MicroRNA‑212 facilitates the motility and invasiveness of esophageal squamous carcinoma cells.

As a tumor‑associated microRNA (miR), miR‑212 has dual functions; either as an oncogene or a tumor suppressor. A high expression level of miR‑212 was reported to be associated with poor outcome in patients with esophageal squamous cell carcinoma (ESCC), however, its role in ESCC progression has not been explored.
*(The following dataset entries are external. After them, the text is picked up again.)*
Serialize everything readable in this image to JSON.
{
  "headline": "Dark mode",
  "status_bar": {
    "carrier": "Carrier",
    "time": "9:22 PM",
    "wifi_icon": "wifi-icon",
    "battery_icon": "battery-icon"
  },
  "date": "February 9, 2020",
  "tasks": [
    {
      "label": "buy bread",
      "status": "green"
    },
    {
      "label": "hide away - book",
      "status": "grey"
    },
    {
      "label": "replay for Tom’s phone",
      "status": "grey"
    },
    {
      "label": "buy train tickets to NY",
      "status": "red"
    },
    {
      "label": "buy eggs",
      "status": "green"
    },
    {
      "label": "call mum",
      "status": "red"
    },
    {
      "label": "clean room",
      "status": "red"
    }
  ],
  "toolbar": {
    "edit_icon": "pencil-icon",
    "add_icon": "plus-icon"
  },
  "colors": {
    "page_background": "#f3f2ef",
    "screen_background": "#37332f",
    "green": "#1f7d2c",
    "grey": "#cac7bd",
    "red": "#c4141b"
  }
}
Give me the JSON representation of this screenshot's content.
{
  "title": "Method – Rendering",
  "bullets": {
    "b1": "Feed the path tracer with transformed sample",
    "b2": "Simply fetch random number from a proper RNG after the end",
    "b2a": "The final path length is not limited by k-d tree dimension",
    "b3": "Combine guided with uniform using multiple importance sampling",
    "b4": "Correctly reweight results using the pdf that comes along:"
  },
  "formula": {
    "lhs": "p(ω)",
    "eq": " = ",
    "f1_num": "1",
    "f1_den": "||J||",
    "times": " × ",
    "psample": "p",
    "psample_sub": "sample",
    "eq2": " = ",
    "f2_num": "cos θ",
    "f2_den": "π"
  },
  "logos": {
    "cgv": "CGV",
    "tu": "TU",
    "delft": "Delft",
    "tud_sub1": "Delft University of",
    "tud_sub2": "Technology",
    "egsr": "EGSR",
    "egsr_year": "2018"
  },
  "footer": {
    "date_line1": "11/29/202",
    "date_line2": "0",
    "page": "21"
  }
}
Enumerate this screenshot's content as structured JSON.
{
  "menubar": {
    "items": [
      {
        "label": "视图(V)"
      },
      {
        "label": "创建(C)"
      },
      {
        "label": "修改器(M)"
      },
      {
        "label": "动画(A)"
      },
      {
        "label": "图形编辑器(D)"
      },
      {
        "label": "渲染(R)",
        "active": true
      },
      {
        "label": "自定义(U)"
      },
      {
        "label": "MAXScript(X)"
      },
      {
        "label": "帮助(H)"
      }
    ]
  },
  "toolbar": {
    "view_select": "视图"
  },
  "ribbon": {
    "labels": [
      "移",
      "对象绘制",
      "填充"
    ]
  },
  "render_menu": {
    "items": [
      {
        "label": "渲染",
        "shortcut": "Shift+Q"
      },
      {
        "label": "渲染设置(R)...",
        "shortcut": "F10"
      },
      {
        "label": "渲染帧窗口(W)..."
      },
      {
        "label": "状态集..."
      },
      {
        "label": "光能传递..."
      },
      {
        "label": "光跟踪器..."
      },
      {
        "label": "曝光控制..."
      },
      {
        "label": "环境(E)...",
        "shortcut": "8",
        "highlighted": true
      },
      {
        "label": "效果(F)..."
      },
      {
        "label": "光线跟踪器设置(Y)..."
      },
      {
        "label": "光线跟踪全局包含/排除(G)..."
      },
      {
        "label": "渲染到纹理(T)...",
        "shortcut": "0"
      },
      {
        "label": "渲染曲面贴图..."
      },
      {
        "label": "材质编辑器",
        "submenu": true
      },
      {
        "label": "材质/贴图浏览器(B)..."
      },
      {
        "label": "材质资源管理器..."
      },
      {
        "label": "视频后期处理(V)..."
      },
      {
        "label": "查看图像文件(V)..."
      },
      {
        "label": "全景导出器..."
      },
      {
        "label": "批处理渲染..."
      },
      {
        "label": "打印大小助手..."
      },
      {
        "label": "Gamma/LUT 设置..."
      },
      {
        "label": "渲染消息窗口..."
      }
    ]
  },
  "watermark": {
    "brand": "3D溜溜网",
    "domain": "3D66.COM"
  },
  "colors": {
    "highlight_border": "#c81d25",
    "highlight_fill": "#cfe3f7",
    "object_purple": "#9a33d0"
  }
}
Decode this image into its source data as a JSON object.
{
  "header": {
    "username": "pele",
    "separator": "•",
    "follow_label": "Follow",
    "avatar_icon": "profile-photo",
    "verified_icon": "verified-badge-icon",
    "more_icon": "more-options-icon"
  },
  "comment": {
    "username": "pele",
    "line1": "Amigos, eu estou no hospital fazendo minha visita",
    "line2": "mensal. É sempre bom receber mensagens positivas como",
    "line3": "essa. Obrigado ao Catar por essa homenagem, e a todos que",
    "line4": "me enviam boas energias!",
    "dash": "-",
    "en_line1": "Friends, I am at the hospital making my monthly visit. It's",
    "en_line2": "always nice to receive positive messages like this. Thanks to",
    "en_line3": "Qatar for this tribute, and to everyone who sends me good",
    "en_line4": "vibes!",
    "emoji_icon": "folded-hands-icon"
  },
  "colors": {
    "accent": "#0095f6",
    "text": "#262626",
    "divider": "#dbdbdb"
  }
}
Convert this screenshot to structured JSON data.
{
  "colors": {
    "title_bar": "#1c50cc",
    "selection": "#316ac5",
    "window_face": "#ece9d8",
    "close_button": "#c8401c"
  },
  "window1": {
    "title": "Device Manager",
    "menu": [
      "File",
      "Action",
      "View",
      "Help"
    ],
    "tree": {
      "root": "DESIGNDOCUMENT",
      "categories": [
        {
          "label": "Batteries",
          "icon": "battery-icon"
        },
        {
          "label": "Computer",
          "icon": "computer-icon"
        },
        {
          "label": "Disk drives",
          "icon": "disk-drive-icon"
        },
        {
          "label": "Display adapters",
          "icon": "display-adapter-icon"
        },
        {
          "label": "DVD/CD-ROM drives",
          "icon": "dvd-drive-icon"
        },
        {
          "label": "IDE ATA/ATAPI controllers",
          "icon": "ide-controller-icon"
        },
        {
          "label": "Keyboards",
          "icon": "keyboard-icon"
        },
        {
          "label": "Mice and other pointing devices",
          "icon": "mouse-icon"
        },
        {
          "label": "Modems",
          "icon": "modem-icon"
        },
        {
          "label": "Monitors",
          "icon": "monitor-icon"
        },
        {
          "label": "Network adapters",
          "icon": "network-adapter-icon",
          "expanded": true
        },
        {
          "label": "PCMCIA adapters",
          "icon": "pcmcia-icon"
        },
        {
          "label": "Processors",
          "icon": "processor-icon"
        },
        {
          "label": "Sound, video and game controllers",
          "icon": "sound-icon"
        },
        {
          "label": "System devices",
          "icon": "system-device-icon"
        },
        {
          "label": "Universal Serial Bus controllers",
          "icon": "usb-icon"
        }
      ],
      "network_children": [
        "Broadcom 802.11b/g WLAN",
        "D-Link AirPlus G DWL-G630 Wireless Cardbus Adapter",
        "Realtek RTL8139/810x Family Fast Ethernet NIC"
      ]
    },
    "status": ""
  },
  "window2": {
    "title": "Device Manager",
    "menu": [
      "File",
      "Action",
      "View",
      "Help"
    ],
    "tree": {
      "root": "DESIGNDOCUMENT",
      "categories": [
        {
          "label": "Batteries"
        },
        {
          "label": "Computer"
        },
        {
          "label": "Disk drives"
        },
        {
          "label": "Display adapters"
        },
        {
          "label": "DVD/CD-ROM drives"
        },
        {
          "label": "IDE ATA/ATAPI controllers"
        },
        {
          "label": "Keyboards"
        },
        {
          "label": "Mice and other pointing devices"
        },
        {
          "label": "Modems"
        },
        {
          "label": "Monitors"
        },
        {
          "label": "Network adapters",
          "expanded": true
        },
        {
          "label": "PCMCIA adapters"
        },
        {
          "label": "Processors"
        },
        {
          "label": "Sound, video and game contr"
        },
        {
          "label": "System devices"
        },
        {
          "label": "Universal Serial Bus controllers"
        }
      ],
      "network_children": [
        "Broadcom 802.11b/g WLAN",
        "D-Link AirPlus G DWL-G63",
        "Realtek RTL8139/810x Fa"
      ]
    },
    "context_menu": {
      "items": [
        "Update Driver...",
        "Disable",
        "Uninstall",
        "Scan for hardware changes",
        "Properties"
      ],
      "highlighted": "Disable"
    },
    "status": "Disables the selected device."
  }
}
In the present study, an in vitro cell model of lentivirus‑mediated gain‑of‑function demonstrated promotion of ESCC cell migration and invasion when miR‑212 was overexpressed, and no effect on cell proliferation. miR‑212 resulted in downregulation of the expression of E‑cadherin, β‑catenin, vimentin and Twist1. Moreover, it led to increased levels of extracellular matrix (ECM)‑degrading enzymes, matrix metalloproteinase‑9 and urokinase‑type plasminogen activator. Furthermore, berberine inhibited miR‑212‑induced ESCC cell migration, unlike the PI3K inhibitor LY294002, rapamycin (mTOR inhibitor), 5‑(Tetradecyloxy)‑2‑furoic acid (TOFA; an acetyl‑CoA carboxylase 1 inhibitor), metformin and propranolol. These data suggest that miR‑212 activates multiple signaling cascades and facilitates ESCC cell motility and invasion by promoting the epithelial‑mesenchymal transition and degrading the ECM. Berberine may be a potential therapeutic agent against metastasis in patients with ESCC, who express high levels of miR‑212.